26 Absolventinnen und ein Absolvent liessen sich kürzlich auf dem Spitzfluhhof bei Luzern von Familie, Berufsbildnerinnen, Lehrpersonen und Gästen feiern. Dies anlässlich der Abschlussfeier der Agriprakti-Klasse 2025/26 unter dem Motto «Mise en Place – bereit für den nächsten Schritt». An die Jungen wandte sich etwa Karin Stadelmann, Parteipräsidentin von Die Mitte Kanton Luzern. Ihre Worte sorgten für Schmunzlen, regten zum Nachdenken an und machten Hoffnung. Auch Elisabeth Rüttimann, die Vizepräsidentin des Luzerner Bäuerinnen- und Bauernverbands, richtete treffende wie wertschätzende Worte an die Festgemeinde.
Alle sind selbstständiger geworden
«Mit ihren Beiträgen schufen sie eine besondere Atmosphäre und bereicherten den Anlass auf eindrückliche Weise», freute sich Silja Müller, die Leiterin des Agriprakti. Auch die Anwesenheit einiger Kantonsrätinnen und Kantonsräte freute.
«Mise en Place» bedeute übersetzt: «Alles an seinem Platz», sagte Müller. In der Küche gehöre das ganz selbstverständlich dazu.
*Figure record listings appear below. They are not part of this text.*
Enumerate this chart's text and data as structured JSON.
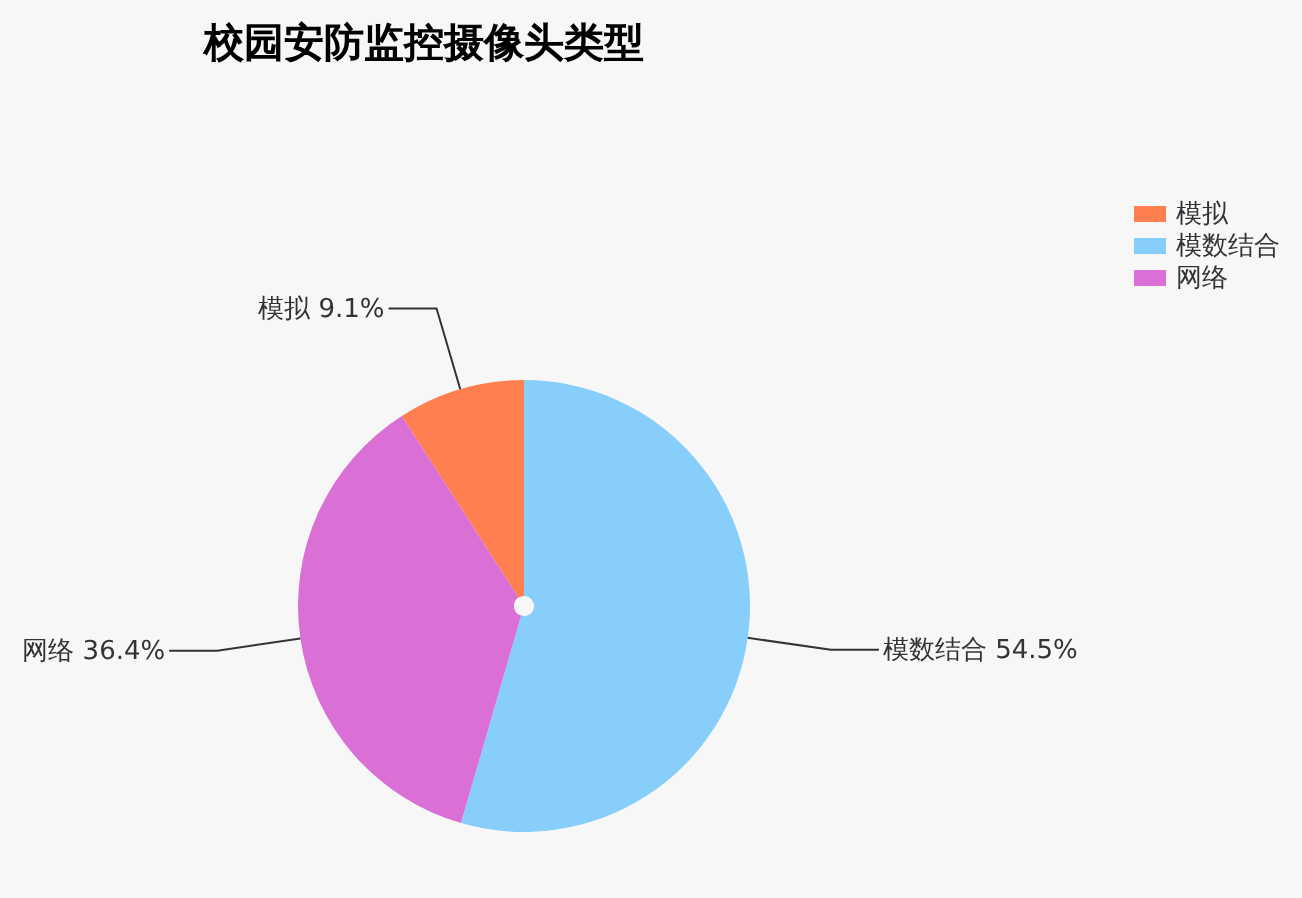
{
  "chart_data": {
    "type": "pie",
    "title": "校园安防监控摄像头类型",
    "categories": [
      "模拟",
      "模数结合",
      "网络"
    ],
    "values": [
      9.1,
      54.5,
      36.4
    ],
    "colors": [
      "#ff7f50",
      "#87cefa",
      "#da70d6"
    ],
    "value_labels": [
      "9.1%",
      "54.5%",
      "36.4%"
    ],
    "legend": "top right"
  }
}
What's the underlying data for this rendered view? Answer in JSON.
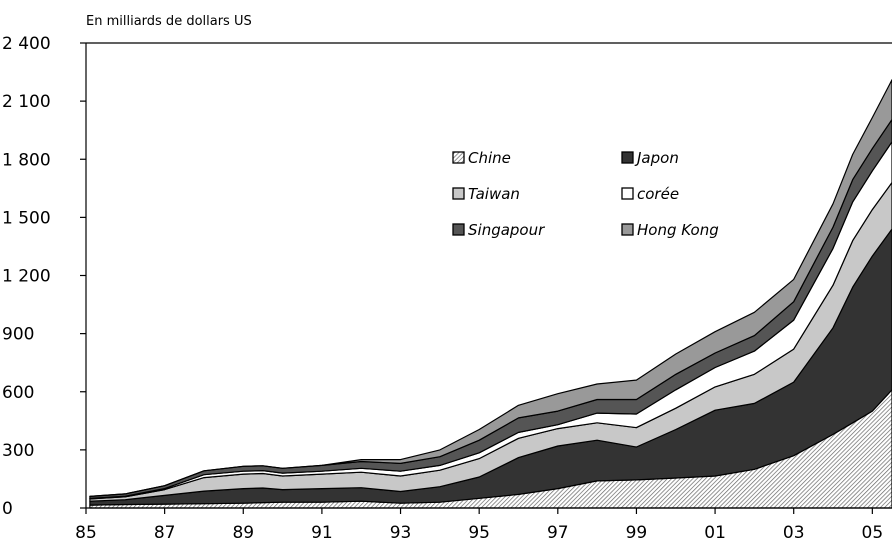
{
  "chart_data": {
    "type": "area",
    "stacked": true,
    "ylabel": "En milliards de dollars US",
    "xlim": [
      1985,
      2005.5
    ],
    "ylim": [
      0,
      2400
    ],
    "y_ticks": [
      0,
      300,
      600,
      900,
      1200,
      1500,
      1800,
      2100,
      2400
    ],
    "y_tick_labels": [
      "0",
      "300",
      "600",
      "900",
      "1 200",
      "1 500",
      "1 800",
      "2 100",
      "2 400"
    ],
    "x_ticks": [
      1985,
      1987,
      1989,
      1991,
      1993,
      1995,
      1997,
      1999,
      2001,
      2003,
      2005
    ],
    "x_tick_labels": [
      "85",
      "87",
      "89",
      "91",
      "93",
      "95",
      "97",
      "99",
      "01",
      "03",
      "05"
    ],
    "grid": false,
    "legend": {
      "placement": "top-center",
      "columns": 2,
      "entries": [
        "Chine",
        "Japon",
        "Taiwan",
        "corée",
        "Singapour",
        "Hong Kong"
      ]
    },
    "x": [
      1985.1,
      1986,
      1987,
      1988,
      1989,
      1989.5,
      1990,
      1991,
      1992,
      1993,
      1994,
      1995,
      1996,
      1997,
      1998,
      1999,
      2000,
      2001,
      2002,
      2003,
      2004,
      2004.5,
      2005,
      2005.5
    ],
    "series": [
      {
        "name": "Chine",
        "color": "#cfcfcf",
        "pattern": "hatch",
        "values": [
          15,
          18,
          20,
          22,
          25,
          28,
          30,
          30,
          35,
          25,
          30,
          50,
          70,
          100,
          140,
          145,
          155,
          165,
          200,
          270,
          380,
          440,
          500,
          610
        ]
      },
      {
        "name": "Japon",
        "color": "#333333",
        "values": [
          20,
          25,
          45,
          65,
          75,
          75,
          65,
          70,
          70,
          60,
          80,
          110,
          190,
          220,
          210,
          170,
          250,
          340,
          340,
          380,
          550,
          700,
          800,
          830
        ]
      },
      {
        "name": "Taiwan",
        "color": "#c8c8c8",
        "values": [
          12,
          15,
          30,
          70,
          75,
          75,
          70,
          75,
          80,
          80,
          85,
          95,
          100,
          90,
          90,
          100,
          110,
          120,
          150,
          170,
          220,
          240,
          240,
          240
        ]
      },
      {
        "name": "corée",
        "color": "#ffffff",
        "values": [
          3,
          3,
          5,
          15,
          15,
          15,
          15,
          15,
          20,
          25,
          25,
          30,
          30,
          20,
          50,
          70,
          95,
          100,
          120,
          150,
          190,
          200,
          200,
          210
        ]
      },
      {
        "name": "Singapour",
        "color": "#555555",
        "values": [
          10,
          12,
          15,
          20,
          25,
          25,
          25,
          30,
          35,
          40,
          45,
          65,
          75,
          70,
          70,
          75,
          80,
          75,
          80,
          95,
          110,
          115,
          115,
          115
        ]
      },
      {
        "name": "Hong Kong",
        "color": "#999999",
        "values": [
          0,
          0,
          0,
          0,
          0,
          0,
          0,
          0,
          10,
          20,
          35,
          55,
          65,
          90,
          80,
          100,
          105,
          110,
          120,
          115,
          120,
          130,
          160,
          205
        ]
      }
    ]
  }
}
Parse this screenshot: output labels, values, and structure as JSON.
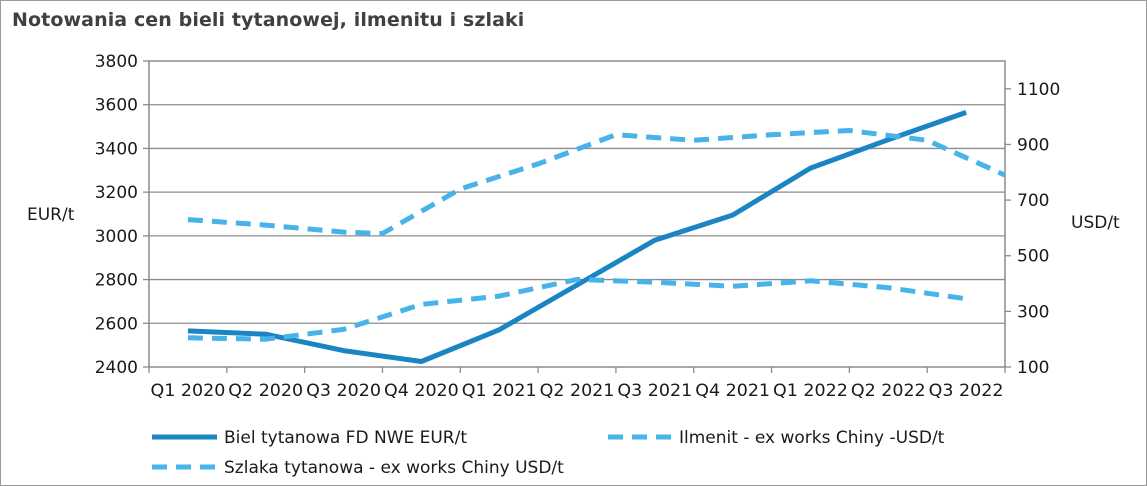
{
  "chart_data": {
    "type": "line",
    "title": "Notowania cen bieli tytanowej, ilmenitu i szlaki",
    "categories": [
      "Q1 2020",
      "Q2 2020",
      "Q3 2020",
      "Q4 2020",
      "Q1 2021",
      "Q2 2021",
      "Q3 2021",
      "Q4 2021",
      "Q1 2022",
      "Q2 2022",
      "Q3 2022"
    ],
    "ylabel": "EUR/t",
    "y2label": "USD/t",
    "ylim": [
      2400,
      3800
    ],
    "y2lim": [
      100,
      1200
    ],
    "yticks": [
      "2400",
      "2600",
      "2800",
      "3000",
      "3200",
      "3400",
      "3600",
      "3800"
    ],
    "y2ticks": [
      "100",
      "300",
      "500",
      "700",
      "900",
      "1100"
    ],
    "grid": true,
    "legend_position": "bottom",
    "series": [
      {
        "name": "Biel tytanowa FD NWE EUR/t",
        "axis": "left",
        "style": "solid",
        "color": "#1a85c2",
        "x": [
          0,
          1,
          2,
          3,
          4,
          5,
          6,
          7,
          8,
          9,
          10
        ],
        "values": [
          2565,
          2550,
          2475,
          2425,
          2570,
          2775,
          2980,
          3095,
          3310,
          3440,
          3565
        ]
      },
      {
        "name": "Ilmenit - ex works Chiny -USD/t",
        "axis": "right",
        "style": "dashed",
        "color": "#47b3e8",
        "x": [
          0,
          1,
          2,
          3,
          4,
          5,
          6,
          7,
          8,
          9,
          10
        ],
        "values": [
          205,
          200,
          235,
          325,
          355,
          415,
          405,
          390,
          410,
          385,
          345
        ]
      },
      {
        "name": "Szlaka tytanowa - ex works Chiny USD/t",
        "axis": "right",
        "style": "dashed",
        "color": "#47b3e8",
        "x": [
          0,
          1,
          2,
          2.5,
          3.5,
          4.5,
          5.5,
          6.5,
          7.5,
          8.5,
          9.5,
          10.5
        ],
        "values": [
          630,
          610,
          585,
          580,
          740,
          830,
          935,
          915,
          935,
          950,
          915,
          790
        ]
      }
    ]
  }
}
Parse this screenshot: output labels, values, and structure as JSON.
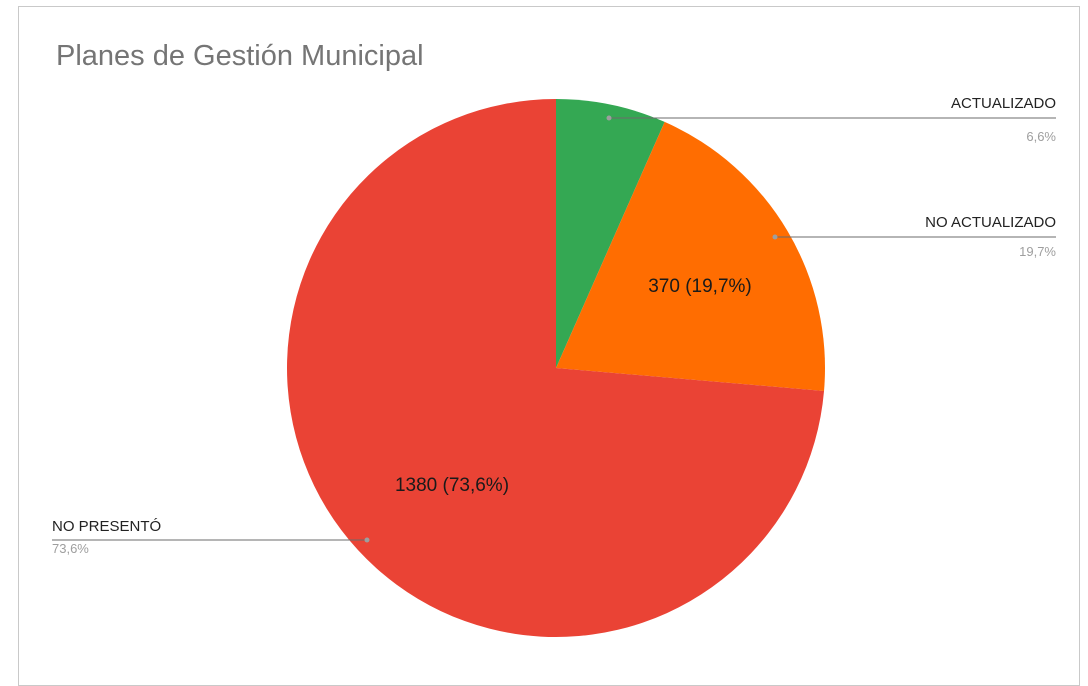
{
  "chart_data": {
    "type": "pie",
    "title": "Planes de Gestión Municipal",
    "slices": [
      {
        "label": "ACTUALIZADO",
        "value": 124,
        "percent": 6.6,
        "percent_text": "6,6%",
        "slice_text": "",
        "color": "#34a853"
      },
      {
        "label": "NO ACTUALIZADO",
        "value": 370,
        "percent": 19.7,
        "percent_text": "19,7%",
        "slice_text": "370 (19,7%)",
        "color": "#ff6d01"
      },
      {
        "label": "NO PRESENTÓ",
        "value": 1380,
        "percent": 73.6,
        "percent_text": "73,6%",
        "slice_text": "1380 (73,6%)",
        "color": "#ea4335"
      }
    ],
    "legend_placement": "callouts",
    "start_angle": "12 o'clock",
    "direction": "clockwise"
  }
}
Zutaten bereitstellen, Arbeitsgeräte ordnen, Arbeitsschritte planen. Wer gut vorbereitet ist, kann ruhiger, sicherer und selbstständiger arbeiten. Das habe man im vergangenen Jahr auch oft geübt, so Silja Müller. Aber eigentlich gelte das nicht nur fürs Kochen, sondern fürs Leben.
Die Absolventen lernten, einen Haushalt zu organisieren, Lebensmittel anzubauen und sorgfältig damit umzugehen. «Ihr habt erlebt, wie viel Arbeit hinter einem Bauernbetrieb steckt – und wie wichtig Zuverlässigkeit, Ausdauer und Teamarbeit sind.» Vor allem aber seien alle selbstständiger geworden.
Symbolisches aus der Küche
Das Lehrerinnen-Team hat einige Gegenstände aus der Küche mitgebracht. Als Symbole, was alles erlernt wurde, und was die Lehrerinnen den Jungen für ihren weiteren Lebensweg wünschen. Etwa ein Litermass, das helfe, die richtige Menge zu finden. Nicht zu viel und nicht zu wenig. Auch im Leben brauche es dieses Gespür für Balance. Zwischen Arbeit und Freizeit, zwischen Helfen und auf sich selbst achten, zwischen Ehrgeiz und Pausen.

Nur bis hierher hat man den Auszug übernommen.